清军精锐没料到这支残兵败将还有如此顽强的抵抗,更没想到当地百姓如此同仇敌忾。很快都被打退,丢下百余具尸体,仓皇退去。
陈永秀站在城头,看着退却的清军,心中没有丝毫喜悦,只有更加沉重的情绪,因为从这些俘虏口中得到了天王英勇就义的噩耗。
“天王——!”陈永秀虎目含泪,一拳狠狠砸在墙上,指节迸裂出血。但是理智跟责任让他必须冷静下来。
然而,经此一役,升平军主力尽丧,元气大伤,再也无力与清军正面抗衡。
不久,惠庆派来的劝降使者到了,还是几个先前投降清军的小头目,趾高气扬地宣读着劳崇光的招安文书。
陈永秀端坐帐中,面无表情地听完,只冷冷地问了一句:“说完了?”
那劝降的小头目还在喋喋不休:“陈将军,正所谓识时务者为俊杰……”
“叛徒!灌阳百姓待你如何?尔等有何面目去见天王?”不等那家伙说完,陈永秀提刀而出,毫不留情挥刀斩下,那些人猝不及防之下几声惨叫过后,世界清静了。
“不忠不义之人,该杀!”陈永秀咬牙切齿,提着那滴血腰刀。目光扫向大帐内众人,刚才如果谁有意动,他的刀也不留情。
陈永秀更是趁机整顿了一番内部,有且只有一个目标,坚守。
灌阳军民,宁为玉碎,不为瓦全!
陈永秀站起身,走到帐外,看着南方,目光坚定。他唤来一名机灵可靠的心腹,沉声道:“你立刻出发,想办法找到兴汉军,告诉他们,桂北升平军残部及灌阳数万百姓,愿奉林元帅号令,共诛清妖!请他们……速发兵北上救援!”
他攥紧了拳头,指甲深深掐入掌心。
天王遗志,我陈永秀接下了。升平军可以败,但清妖,也别想赢!
……
崖州,琼州之南,时近农历腊月尾(西历1854年1月下旬)。
海风依旧带着咸湿,却已褪去了盛夏的酷暑,添了几分料峭。琼州府全境的光复捷报,伴随着愈发浓烈的年节气息,成了献给治下百姓最好的新年贺礼。

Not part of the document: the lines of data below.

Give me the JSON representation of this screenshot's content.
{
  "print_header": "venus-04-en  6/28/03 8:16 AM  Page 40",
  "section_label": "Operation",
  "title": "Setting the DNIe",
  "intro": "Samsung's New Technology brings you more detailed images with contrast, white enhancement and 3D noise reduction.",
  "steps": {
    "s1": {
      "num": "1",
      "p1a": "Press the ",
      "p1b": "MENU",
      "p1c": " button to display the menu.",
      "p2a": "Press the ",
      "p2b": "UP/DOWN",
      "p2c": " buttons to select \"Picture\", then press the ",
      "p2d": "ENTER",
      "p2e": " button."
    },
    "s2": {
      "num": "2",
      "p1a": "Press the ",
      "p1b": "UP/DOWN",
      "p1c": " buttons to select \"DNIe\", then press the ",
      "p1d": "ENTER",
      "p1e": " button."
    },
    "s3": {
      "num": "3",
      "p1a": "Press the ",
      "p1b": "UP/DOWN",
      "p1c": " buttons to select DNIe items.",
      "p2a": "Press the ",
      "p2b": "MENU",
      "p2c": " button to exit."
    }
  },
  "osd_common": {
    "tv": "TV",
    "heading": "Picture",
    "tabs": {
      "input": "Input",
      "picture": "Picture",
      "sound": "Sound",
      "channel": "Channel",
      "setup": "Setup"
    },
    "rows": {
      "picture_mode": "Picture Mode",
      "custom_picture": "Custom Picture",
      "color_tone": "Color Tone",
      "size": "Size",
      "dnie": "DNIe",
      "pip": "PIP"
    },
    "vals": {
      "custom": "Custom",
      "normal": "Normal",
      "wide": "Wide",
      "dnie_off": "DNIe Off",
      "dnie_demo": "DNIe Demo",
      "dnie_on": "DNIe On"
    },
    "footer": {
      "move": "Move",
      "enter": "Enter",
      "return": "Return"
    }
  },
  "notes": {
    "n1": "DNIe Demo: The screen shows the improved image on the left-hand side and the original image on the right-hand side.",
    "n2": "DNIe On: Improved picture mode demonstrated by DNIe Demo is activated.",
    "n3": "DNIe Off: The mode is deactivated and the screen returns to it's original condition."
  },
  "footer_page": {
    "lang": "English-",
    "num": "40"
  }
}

临时大帐内,林远山处理着公务。廖景程风尘仆仆,眉宇间却带着难以压抑的怒火,向林远山汇报着环岛行军所见:
“统帅,沿途碰上些黎峒、苗寨,还有回村……按您的吩咐,我们拿下琼州城后就派了使者,带着粮食、盐巴和布匹,好言相劝,陈明利害。言明我兴汉军驱除鞑虏,汉夷一家,只要肯下山归附,分田、盖房、子弟可免费入学,一样参加科举,再不用在深山老林里与毒虫瘴气为伍,过那朝不保夕的日子。”
他语气愈发激动:“可您猜怎么着?好些个峒主、头人,非但不领情,反而扣押我们的人,有几个寨子,竟……竟把我们的人给杀了!头颅挂在寨门上!简直是欺人太甚!”
他越说越气,拳头攥得嘎嘣响:“如果不是您的命令在这里,我早就打掉那些吊毛。”
林远山坐在主位,面色平静地听着,他理解廖景程的愤怒,但更清楚这背后的复杂性。
“景程,稍安勿躁。”林远山开口,声音沉稳,“琼州这地方,族群交错,并非铁板一块。